The Story
Why it exists.
The beginning
Billion Dollar Collection emerged from Paris Elysees as a statement. Not a subtle one. The fragrance opens with bright citrus that feels immediate and confident, followed by a spice blend that adds complexity without overwhelming. Beneath these layers, a warm woody heart develops as the scent settles, creating depth that reveals itself gradually. The name is the brief. The scent is the answer. You don't need a luxury budget to smell like you have ambition. Wearable confidence. Not a promise of wealth. A posture.

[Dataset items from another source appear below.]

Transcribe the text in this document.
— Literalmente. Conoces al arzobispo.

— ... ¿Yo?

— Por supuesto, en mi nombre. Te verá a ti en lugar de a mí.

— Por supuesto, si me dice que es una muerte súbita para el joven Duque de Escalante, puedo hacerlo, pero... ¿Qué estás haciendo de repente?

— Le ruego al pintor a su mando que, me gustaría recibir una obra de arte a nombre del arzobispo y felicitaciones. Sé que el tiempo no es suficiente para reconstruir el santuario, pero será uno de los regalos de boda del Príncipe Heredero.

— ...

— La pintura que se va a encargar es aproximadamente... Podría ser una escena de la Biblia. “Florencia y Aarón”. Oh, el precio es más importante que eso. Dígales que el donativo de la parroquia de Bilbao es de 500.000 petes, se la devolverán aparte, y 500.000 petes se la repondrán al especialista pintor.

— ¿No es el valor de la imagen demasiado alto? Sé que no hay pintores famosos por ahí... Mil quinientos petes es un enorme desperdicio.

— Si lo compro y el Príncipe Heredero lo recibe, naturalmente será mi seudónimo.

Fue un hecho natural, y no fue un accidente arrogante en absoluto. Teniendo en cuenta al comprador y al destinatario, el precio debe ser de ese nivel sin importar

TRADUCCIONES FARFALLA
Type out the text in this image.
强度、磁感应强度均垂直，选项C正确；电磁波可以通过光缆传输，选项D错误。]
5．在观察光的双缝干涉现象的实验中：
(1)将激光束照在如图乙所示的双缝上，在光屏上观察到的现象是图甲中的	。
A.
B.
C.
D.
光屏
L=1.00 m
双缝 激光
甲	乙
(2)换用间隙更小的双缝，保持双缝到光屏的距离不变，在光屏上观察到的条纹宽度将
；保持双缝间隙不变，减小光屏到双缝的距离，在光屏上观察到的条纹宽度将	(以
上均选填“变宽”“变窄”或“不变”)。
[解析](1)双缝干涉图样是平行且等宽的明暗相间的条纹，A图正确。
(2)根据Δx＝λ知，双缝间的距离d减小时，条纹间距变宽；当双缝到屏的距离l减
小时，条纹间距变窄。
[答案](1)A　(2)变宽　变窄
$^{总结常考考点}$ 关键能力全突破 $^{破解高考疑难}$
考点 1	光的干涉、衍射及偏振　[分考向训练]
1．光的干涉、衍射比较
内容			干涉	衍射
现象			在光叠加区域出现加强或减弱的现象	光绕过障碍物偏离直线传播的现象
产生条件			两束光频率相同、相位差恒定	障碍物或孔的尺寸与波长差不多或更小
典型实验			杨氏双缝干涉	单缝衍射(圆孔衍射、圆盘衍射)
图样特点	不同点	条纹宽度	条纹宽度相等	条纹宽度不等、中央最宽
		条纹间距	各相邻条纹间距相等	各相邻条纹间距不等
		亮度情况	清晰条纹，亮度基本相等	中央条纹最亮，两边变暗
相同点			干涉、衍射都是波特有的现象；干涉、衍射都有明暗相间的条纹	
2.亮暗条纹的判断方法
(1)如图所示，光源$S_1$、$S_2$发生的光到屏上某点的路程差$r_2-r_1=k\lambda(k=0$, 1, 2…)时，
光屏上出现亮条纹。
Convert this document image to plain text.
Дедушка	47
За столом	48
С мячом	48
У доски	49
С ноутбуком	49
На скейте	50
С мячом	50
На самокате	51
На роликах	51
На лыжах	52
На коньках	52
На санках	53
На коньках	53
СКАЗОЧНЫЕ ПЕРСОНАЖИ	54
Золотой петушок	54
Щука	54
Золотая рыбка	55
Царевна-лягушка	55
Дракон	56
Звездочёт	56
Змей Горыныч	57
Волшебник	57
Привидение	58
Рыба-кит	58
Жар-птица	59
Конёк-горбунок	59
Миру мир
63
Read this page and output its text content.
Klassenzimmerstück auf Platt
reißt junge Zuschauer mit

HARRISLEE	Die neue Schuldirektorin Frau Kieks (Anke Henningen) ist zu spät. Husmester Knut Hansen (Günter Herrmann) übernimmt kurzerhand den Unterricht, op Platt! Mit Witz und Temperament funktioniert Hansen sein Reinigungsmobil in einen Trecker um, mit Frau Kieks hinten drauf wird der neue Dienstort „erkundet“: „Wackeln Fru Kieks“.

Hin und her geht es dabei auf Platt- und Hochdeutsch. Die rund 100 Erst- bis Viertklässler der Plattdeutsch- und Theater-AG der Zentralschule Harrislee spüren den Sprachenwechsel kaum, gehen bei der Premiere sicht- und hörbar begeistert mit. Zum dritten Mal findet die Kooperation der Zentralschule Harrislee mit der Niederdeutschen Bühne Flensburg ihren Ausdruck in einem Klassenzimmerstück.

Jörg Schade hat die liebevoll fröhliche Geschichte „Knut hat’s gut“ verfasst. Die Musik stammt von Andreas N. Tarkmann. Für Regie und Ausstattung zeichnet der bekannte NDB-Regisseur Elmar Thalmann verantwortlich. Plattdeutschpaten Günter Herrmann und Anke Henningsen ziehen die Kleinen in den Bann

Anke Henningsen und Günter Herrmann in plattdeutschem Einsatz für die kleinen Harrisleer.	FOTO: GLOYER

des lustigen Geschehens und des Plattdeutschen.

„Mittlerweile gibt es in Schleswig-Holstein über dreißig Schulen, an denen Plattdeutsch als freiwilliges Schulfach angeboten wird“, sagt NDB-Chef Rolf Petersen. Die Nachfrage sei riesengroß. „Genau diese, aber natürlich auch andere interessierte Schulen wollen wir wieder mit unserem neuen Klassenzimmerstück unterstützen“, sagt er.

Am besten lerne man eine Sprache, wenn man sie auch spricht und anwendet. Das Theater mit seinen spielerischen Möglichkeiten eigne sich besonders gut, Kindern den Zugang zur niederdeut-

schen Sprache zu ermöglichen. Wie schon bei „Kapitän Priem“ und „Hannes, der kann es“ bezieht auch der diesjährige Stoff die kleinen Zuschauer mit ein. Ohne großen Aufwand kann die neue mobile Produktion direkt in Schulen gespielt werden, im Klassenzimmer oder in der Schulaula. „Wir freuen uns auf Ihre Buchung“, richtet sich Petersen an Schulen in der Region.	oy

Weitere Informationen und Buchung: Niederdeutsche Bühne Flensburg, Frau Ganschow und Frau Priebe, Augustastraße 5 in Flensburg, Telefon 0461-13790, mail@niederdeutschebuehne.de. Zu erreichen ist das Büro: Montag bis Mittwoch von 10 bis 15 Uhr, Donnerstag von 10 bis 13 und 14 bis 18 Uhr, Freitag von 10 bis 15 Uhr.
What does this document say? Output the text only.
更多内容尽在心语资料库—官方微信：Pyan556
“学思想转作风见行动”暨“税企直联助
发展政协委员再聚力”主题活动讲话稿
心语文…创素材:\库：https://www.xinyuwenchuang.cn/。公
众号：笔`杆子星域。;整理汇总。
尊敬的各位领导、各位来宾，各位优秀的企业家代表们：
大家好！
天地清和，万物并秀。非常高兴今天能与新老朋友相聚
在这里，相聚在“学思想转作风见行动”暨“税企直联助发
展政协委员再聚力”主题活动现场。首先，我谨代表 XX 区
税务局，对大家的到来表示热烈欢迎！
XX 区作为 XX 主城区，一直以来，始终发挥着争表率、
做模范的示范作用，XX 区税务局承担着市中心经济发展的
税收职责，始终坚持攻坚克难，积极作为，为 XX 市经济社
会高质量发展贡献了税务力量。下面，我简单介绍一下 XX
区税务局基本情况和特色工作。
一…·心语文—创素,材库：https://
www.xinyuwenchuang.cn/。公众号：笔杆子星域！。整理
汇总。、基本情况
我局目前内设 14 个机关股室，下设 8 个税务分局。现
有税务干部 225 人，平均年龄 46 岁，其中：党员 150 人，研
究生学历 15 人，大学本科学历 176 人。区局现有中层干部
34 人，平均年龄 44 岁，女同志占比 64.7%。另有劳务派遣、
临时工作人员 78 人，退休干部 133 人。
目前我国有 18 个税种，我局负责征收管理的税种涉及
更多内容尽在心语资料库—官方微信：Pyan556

The note structure is deliberate and unapologetic. Bergamot and Mandarin Orange open clean, no pretense, just citrus that cuts. The heart is where it gets interesting: clove and nutmeg introduce warmth with a slight edge, the kind of spice that asks something of you. Rose floats underneath, barely there, keeping the florals from reading feminine. The base is woody amber, not projecting, not performing. Just lasting. It's a formula built for longevity over sillage, for the person who wants the fragrance to stay close rather than announce itself from across the room.
The evolution
The opening hits bright. Bergamot and mandarin give you that first-minute citrus pop, clean, immediate, energizing. Nothing waits. Within a few minutes, the citrus fades and the heart announces itself. Clove and nutmeg take over, warm and slightly sharp. The rose is there if you look for it, but it's not performing. This is the fragrance's statement phase, warm, a little assertive, the kind of confidence that doesn't need approval. After a few hours, the drydown settles. Woody notes and amber, close to the skin, intimate rather than projecting. It doesn't evolve dramatically. It just stays. On fabric, it lingers into the next day.
Cultural impact
Billion Dollar Collection occupies an interesting position in Paris Elysees' lineup. The name is deliberately aspirational, a fantasy of wealth wrapped in accessible pricing. For this house, the name is a provocation. It asks: what does a fragrance called Billion Dollar smell like when it costs what most people can spend? The answer is citrus, spice, and a woody drydown that actually lasts, a formula that prioritizes longevity over projection, character over convention. The scent arrived at a moment when masculine fragrance was shifting toward broader accessibility.